Bu Eni, Guru Cinta Damai
Kerusuhan berlatar belakang etnis yang terjadi di Kabupaten Sambas beberapa tahun yang lalu, seakan masih membekas dalam ingatan Eni Dewi Kurniawati. Saat itu, ia masih mengajar di satu-satunya sekolah menengah umum negeri di Kota Sambas[i]. Sehabis kejadian yang berlangsung hampir selama 2 bulan itu, ibu tiga orang anak ini harus kehilangan belasan orang muridnya. Mereka sejak saat itu tidak lagi menjadi murid yang diasuhnya, karena harus mengungsi mengikuti orang tua mereka. Keadaan ini diakibatkan pengusiran komunitas beretnis Madura, yang merupakan dampak dari kerusuhan tersebut.
Secara sadar, perempuan kelahiran Tambelan[ii] pada 16 Desember 1964 ini, tidak menyetujui kerusuhan yang mengakibatkan banyak korban nyawa dan harta benda tersebut. Kesedihan yang kerap menghampiri hatinya, kala mengenang kejadian tersebut, membuatnya sadar untuk berbuat. Entah apa saja yang bisa dibuatnya. Tentu saja dengan mempertimbangkan kapasitas dan kemampuan yang dimilikinya. Ia pun menyadari yang menjadi korban dari kerusuhan tersebut tidak saja komunitas Madura yang terusir, komunitas Melayu juga sejatinya merupakan korban. Terlebih pada anak-anak, yang saat itu menyaksikan kejadian tersebut, tanpa mereka tahu mengapa kejadian tersebut harus terjadi.

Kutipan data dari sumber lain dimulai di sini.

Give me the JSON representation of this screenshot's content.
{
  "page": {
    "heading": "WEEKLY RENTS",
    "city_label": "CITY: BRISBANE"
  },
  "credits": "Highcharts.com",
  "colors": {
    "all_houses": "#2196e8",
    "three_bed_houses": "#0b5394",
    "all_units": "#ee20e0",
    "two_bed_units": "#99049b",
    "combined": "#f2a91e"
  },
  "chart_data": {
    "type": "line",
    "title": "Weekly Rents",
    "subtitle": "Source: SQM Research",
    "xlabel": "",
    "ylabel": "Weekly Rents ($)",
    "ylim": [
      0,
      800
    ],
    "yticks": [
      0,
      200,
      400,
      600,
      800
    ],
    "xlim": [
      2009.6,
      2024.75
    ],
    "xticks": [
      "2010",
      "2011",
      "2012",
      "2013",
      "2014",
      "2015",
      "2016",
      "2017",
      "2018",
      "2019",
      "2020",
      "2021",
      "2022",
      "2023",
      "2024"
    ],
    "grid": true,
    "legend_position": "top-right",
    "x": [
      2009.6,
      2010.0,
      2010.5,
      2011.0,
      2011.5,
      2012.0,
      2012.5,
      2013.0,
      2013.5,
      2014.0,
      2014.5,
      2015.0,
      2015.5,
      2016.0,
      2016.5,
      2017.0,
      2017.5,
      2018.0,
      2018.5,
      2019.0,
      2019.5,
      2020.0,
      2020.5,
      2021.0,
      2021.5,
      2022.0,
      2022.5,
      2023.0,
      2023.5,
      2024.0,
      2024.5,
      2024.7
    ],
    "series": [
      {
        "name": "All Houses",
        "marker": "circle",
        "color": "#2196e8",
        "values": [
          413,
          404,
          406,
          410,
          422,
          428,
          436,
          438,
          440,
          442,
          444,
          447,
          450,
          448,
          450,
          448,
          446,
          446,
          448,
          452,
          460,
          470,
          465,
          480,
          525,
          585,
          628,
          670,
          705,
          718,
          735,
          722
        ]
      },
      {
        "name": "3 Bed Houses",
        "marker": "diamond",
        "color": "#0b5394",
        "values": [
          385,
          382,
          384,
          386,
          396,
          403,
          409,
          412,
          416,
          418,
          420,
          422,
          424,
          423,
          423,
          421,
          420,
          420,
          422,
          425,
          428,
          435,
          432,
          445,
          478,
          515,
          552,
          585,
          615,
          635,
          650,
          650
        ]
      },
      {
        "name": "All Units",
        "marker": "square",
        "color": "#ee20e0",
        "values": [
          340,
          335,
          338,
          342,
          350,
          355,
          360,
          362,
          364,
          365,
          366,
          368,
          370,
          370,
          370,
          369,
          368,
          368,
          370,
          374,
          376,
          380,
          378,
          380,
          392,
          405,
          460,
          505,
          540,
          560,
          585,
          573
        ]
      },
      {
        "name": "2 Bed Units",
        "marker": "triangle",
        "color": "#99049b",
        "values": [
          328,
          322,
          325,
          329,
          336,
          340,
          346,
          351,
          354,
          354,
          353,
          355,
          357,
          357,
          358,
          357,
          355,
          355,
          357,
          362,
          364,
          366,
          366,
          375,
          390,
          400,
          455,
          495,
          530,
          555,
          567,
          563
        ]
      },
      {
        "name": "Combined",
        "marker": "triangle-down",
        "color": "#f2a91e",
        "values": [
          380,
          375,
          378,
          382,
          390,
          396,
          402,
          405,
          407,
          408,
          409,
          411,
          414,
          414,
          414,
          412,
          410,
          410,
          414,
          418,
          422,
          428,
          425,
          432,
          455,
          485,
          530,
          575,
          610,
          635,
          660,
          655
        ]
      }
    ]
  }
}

Analisanya, penyebab kerusuhan tersebut diakibatkan rendahnya kesadaran masyarakat akan nilai-nilai kemanusiaan dan terkikisnya rasa persatuan di antara anak bangsa negeri ini. Menyadari kondisi yang demikian, alumni IKIP Malang[iii] ini, mulai untuk melakukan upaya penyadaran akan pluralisme pada murid-muridnya. Berbagai metode mulai ia kembangkan, baik melalui pengajaran di dalam kelas maupun pada kegiatan ekstra kurikuler di sekolahnya.

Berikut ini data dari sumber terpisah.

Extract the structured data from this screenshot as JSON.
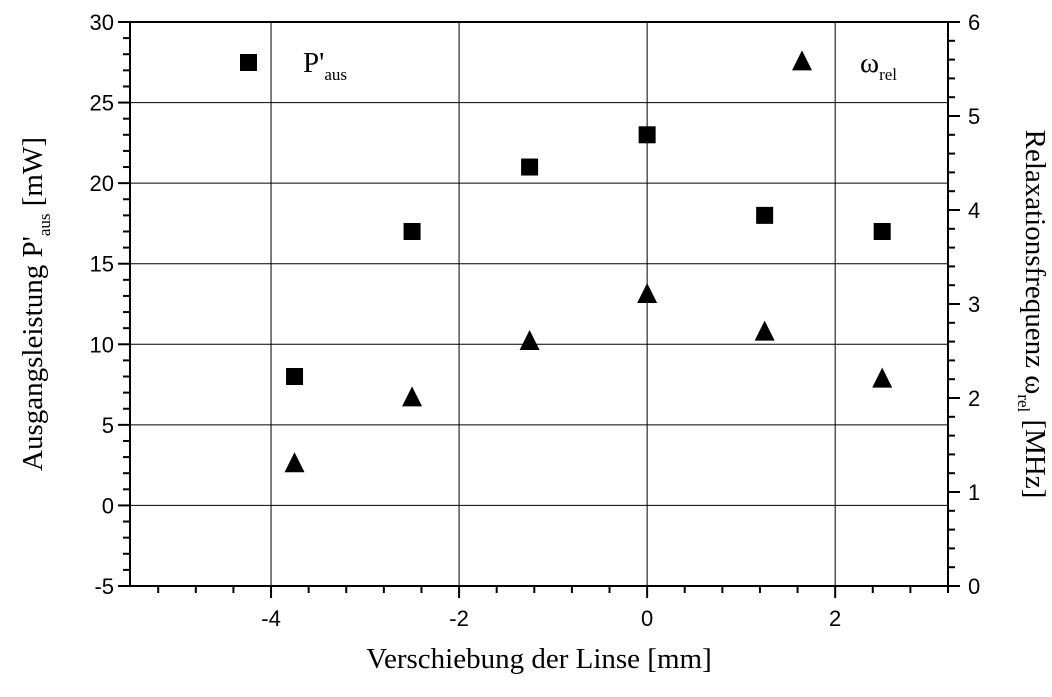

Dalam kegiatan pengajaran, cara yang dikembangkannya adalah melalui metode diskusi dan kegiatan karang-mengarang. Bagi Bu Eni, kegiatan karang-mengarang bukan lah sesuatu yang asing bagi dirinya. Maklum, ia sangat gemar akan dunia sastra dan saat kecil ia pun pernah bercita-cita menjadi pujangga. Tema-tema yang diangkat dalam kegiatan karang-mengarang ini dicobanya untuk mendorong penghargaan pada nilai kemanusiaan dan permasalahan yang dekat dengan anak-anak. Dukungan yang diberikannya tak hanya sampai di sini. Beberapa karya muridnya, ia fasilitasi untuk dimuat di media massa. Salah satunya adalah Majalah Horison, salah satu kiblat satra di Indonesia. Di media ini pada edisi Novembar 2000, pernah dimuat tujuh karya muridnya dan secara khusus dibahas pula oleh Jamal D. Rahman, seorang penulis puisi dan kritikus sastra ternama. Pujian dan penghargaan yang besar disampaikan kritikus ini pada karya murid-muridnya. Pesan perdamaian dapat kita rasakan sangat kuat berada dalam tulisan-tulisan para pelajar ini, simak-lah salah satu karya yang sempat dimuat tersebut:
Perang[iv]
oleh: Jamilah
tiga suku bangsa
terebut tanah leluhur
tertempur di bumi Sambas
beribu kepala melayang
beribu ibu kehilangan keluarga
beribu rumah terbakar
beribu anak putus sekolah
kami tak punya siapa-siapa
ketakutan ini akan kami ceritakan pada siapa
kami kaum muda
hanya bisa mendengar
tak mampu menghindar
Di SMU Negeri 1 Sambas, yang merupakan tempat keduanya mengabdi mendidik generasi penerus bangsa, setelah sebelumnya ia sempat bertugas di SMU Negeri Tebas[v] selama sembilan tahun, Bu Eni bersama beberapa muridnya mendirikan sebuah sanggar seni, yang diberi nama Muara Ulakan. Setiap tahun, sanggar seni ini kerap menyelenggarakan sebuah pagelaran akbar. Hampir pada setiap pagelaran, ia selalu mendorong murid-muridnya untuk membawakan karya-karya yang temanya dekat dengan kondisi aktual di masyarakat. Tak heran, jika pada gelaran yang dilakukan pada 2000, pertunjukan yang digelar membawakan tema mengenai dampak dari kerusuhan yang terjadi.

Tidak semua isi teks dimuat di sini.